There was a time when I’d simply get up, shower, dress, have a bite to eat and then head outside for the day. Now, I stay inside as if waiting for something to happen, something that has never come.
As a kid I seemed to always have a notebook in hand, everyplace I went. Since I spent a lot of my time alone, I spent much of my time off in my mind, exploring my feelings and putting them on paper.
Many times this came out in the form of a free-verse poem. Slowly, I moved away from writing in verse, told wasn’t a masculine craft.
I went with this line of thought even though I knew soldiers and cowboys often communicated how they felt and saw their worlds in a poem.
It was nothing to put a couple of pencils and a note pad in a pack and head off to the woods. But that was in my younger days, a child and teen.
As I’ve aged, I’ve replaced those daily outings and adventures with work, worry and stagnation. And it is entirely my fault as I have done little to assuage the waste of precious daylight by remaining enclosed in a room in a house.

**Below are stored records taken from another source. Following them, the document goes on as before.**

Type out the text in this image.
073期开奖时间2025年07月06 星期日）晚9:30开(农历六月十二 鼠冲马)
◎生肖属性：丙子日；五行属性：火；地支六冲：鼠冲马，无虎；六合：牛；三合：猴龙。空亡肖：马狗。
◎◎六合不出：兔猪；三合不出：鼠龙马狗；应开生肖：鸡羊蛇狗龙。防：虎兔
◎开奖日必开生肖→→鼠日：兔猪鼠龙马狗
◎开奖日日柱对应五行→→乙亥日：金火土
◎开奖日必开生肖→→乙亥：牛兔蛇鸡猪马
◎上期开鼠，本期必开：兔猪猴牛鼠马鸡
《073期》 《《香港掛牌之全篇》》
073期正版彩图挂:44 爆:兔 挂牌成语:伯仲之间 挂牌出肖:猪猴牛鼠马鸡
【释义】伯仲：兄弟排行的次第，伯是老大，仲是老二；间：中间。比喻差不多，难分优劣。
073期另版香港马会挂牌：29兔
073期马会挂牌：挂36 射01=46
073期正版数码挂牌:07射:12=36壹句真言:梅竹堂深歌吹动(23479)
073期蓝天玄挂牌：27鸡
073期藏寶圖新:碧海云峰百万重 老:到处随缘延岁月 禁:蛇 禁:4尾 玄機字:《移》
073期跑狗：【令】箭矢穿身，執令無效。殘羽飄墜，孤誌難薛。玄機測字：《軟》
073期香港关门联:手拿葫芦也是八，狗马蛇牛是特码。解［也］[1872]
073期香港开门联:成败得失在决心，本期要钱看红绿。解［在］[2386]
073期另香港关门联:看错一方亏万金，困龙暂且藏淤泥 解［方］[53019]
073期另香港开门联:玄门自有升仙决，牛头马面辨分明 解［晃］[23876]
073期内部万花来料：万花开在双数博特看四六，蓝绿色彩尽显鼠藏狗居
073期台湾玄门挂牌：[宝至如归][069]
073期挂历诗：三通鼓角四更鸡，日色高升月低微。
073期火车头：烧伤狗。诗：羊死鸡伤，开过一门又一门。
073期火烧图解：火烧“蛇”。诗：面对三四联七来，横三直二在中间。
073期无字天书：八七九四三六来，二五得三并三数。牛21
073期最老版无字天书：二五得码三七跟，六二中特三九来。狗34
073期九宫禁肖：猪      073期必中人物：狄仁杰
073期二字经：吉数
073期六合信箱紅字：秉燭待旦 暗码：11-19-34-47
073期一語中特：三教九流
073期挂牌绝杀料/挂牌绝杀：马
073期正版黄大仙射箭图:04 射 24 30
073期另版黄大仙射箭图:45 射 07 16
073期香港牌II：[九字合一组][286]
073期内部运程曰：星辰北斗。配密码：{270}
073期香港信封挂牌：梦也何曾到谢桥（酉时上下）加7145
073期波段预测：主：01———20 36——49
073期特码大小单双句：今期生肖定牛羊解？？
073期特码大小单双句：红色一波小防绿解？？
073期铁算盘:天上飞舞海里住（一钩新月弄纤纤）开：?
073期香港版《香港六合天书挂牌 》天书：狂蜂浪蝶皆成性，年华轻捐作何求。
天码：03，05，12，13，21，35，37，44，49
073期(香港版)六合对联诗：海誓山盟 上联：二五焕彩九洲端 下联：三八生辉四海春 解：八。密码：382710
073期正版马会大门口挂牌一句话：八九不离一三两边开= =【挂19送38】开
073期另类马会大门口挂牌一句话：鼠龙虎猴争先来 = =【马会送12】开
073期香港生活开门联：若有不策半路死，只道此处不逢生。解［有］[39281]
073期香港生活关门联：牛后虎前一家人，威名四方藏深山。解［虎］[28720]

Nightly I talk with God, asking that He help me get outside, I tell Him I will do better at finding myself out in the air, wind rain, snow or sunshine. But daily – I fail to help myself.
Now the sun is waning, heading for the western horizon, and I sit in my living room and lament its passing. I have done nothing once again and I don’t know what it is in me that refuses to exercise my spirit even with a casual walk through my neighborhood.
Could it be my nagging fear of loneliness and how as an adult I misused it?